Глава первая
Добровольный отказ
Я не держу. Иди, благотвори.
Борис Пастернак
Эту главу можно было бы назвать иначе – «Отказ во благо» или «В вертеровском духе». Речь в ней пойдет о совершенно особом типе сознания, рожденном сентименталистской эпохой и именно тогда укоренившемся в литературе. Глубоко чувствующий поэт, которому на роду написано жить только своей любовью и ради своей любви, отрекается от нее во имя высшей цели, например, гипотетического счастья возлюбленной или спасения ее от предполагаемого несчастья.

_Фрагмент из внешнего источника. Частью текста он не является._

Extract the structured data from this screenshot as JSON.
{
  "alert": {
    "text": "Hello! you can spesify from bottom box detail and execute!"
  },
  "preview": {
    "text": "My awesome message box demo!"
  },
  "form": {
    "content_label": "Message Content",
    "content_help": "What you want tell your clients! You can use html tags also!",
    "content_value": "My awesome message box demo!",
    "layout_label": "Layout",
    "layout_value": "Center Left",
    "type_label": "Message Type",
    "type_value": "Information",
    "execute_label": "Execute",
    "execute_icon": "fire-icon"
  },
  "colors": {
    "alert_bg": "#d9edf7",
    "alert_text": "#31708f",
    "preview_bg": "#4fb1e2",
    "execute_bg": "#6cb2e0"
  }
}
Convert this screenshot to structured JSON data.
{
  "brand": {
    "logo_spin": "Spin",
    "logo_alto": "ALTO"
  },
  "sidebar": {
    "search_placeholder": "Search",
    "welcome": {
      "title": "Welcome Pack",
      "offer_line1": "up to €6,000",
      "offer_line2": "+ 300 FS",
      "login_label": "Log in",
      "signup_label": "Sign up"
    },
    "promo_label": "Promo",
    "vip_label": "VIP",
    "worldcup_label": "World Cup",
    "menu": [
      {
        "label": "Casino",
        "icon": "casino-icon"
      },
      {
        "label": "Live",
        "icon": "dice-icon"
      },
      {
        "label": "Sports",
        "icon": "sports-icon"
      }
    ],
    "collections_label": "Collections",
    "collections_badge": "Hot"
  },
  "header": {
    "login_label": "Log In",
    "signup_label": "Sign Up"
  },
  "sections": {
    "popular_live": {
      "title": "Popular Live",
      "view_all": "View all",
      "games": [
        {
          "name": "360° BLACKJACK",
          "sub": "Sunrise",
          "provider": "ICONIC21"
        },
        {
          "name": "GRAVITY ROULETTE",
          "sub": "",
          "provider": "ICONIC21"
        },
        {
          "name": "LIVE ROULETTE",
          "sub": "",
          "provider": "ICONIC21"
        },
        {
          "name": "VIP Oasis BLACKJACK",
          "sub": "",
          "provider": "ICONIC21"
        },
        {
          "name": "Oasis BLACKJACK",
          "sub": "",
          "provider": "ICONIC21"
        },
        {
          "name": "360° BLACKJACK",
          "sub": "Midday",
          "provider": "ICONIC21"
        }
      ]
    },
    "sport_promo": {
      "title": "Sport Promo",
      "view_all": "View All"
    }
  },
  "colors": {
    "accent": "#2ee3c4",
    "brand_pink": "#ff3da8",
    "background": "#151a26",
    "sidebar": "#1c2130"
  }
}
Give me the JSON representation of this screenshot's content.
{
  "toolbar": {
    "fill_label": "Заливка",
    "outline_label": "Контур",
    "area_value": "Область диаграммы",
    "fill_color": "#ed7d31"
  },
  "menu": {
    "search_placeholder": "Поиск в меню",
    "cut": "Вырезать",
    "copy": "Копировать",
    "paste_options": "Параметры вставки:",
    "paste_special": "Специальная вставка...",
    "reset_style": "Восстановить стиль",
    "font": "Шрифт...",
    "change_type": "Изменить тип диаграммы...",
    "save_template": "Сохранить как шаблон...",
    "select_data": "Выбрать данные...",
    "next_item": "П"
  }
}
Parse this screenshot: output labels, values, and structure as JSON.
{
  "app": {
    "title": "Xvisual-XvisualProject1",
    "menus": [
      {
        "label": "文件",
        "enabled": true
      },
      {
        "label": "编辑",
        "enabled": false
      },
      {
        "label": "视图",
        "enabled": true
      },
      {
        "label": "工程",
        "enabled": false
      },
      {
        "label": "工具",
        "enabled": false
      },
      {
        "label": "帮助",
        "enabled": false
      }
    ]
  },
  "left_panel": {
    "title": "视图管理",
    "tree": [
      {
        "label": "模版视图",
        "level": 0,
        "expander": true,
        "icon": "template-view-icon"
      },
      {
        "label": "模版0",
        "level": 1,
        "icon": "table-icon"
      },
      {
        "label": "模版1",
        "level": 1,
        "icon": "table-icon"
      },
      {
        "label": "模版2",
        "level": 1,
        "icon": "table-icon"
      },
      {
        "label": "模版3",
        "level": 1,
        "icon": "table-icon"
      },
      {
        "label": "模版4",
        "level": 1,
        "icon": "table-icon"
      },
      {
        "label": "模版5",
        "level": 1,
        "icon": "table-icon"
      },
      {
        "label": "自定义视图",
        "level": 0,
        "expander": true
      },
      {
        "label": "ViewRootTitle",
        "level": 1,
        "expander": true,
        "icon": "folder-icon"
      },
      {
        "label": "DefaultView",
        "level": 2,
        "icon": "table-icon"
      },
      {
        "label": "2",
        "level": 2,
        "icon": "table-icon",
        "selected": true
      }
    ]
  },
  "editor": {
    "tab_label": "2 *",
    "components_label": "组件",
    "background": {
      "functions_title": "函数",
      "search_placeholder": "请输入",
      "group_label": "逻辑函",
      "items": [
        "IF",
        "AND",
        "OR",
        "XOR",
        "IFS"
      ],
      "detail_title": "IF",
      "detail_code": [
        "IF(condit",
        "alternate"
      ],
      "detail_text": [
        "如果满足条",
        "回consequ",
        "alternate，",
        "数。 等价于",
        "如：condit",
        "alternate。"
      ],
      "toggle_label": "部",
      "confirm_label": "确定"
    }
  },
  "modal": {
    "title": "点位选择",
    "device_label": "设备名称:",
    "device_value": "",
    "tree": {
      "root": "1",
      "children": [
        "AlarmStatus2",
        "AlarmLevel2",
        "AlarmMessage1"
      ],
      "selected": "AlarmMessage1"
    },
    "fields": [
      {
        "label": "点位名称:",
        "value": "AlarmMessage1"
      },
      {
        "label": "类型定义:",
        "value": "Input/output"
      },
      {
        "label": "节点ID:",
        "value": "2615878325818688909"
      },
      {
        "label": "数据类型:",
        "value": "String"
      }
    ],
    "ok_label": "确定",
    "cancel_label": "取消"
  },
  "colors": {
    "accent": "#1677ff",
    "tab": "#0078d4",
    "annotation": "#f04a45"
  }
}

Однако литература и жизнь – разные вещи, и опасность перенесения в реальность литературных образов и схем была очевидна уже в пушкинскую эпоху. Сам Пушкин предостерегал против «олитературивания» жизни в «Евгении Онегине» и в «Повестях Белкина». Ясно, что счастье, равно как и несчастье – понятия на редкость шаткие, индивидуально понимаемые, и далеко не всегда дальнейшая судьба облагодетельствованной возлюбленной складывалась так, как предполагалось, например, как у Лотты из «Страданий юного Вертера» Гёте или Юлии д’Этанж из «Новой Элоизы» Руссо. И личное страдание, на которое поэт обрекал себя добровольным отказом от любви, ни в какой мере не облегчало ситуации, наоборот – делало ее трагически безысходной. Так, часто расходятся желаемое и действительное, не позволяя реализоваться самым благим намерениям. По истечении исторического срока, отпущенного на господство сентименталистских идей, способ устроить жизнь любимого человека, а заодно и свою собственную, наотрез отказавшись от общего счастья, не канул в Лету. Им эффективно пользовались и в более поздние эпохи, правда, с некоторыми поправками, свойственными времени. Добровольный уход, добровольное принятие страданий, добровольное изгнание из рая – запоздалое раскаяние, пожизненное сожаление, вечная тема для творчества. В таком заколдованном кругу вращаются сюжеты этой главы.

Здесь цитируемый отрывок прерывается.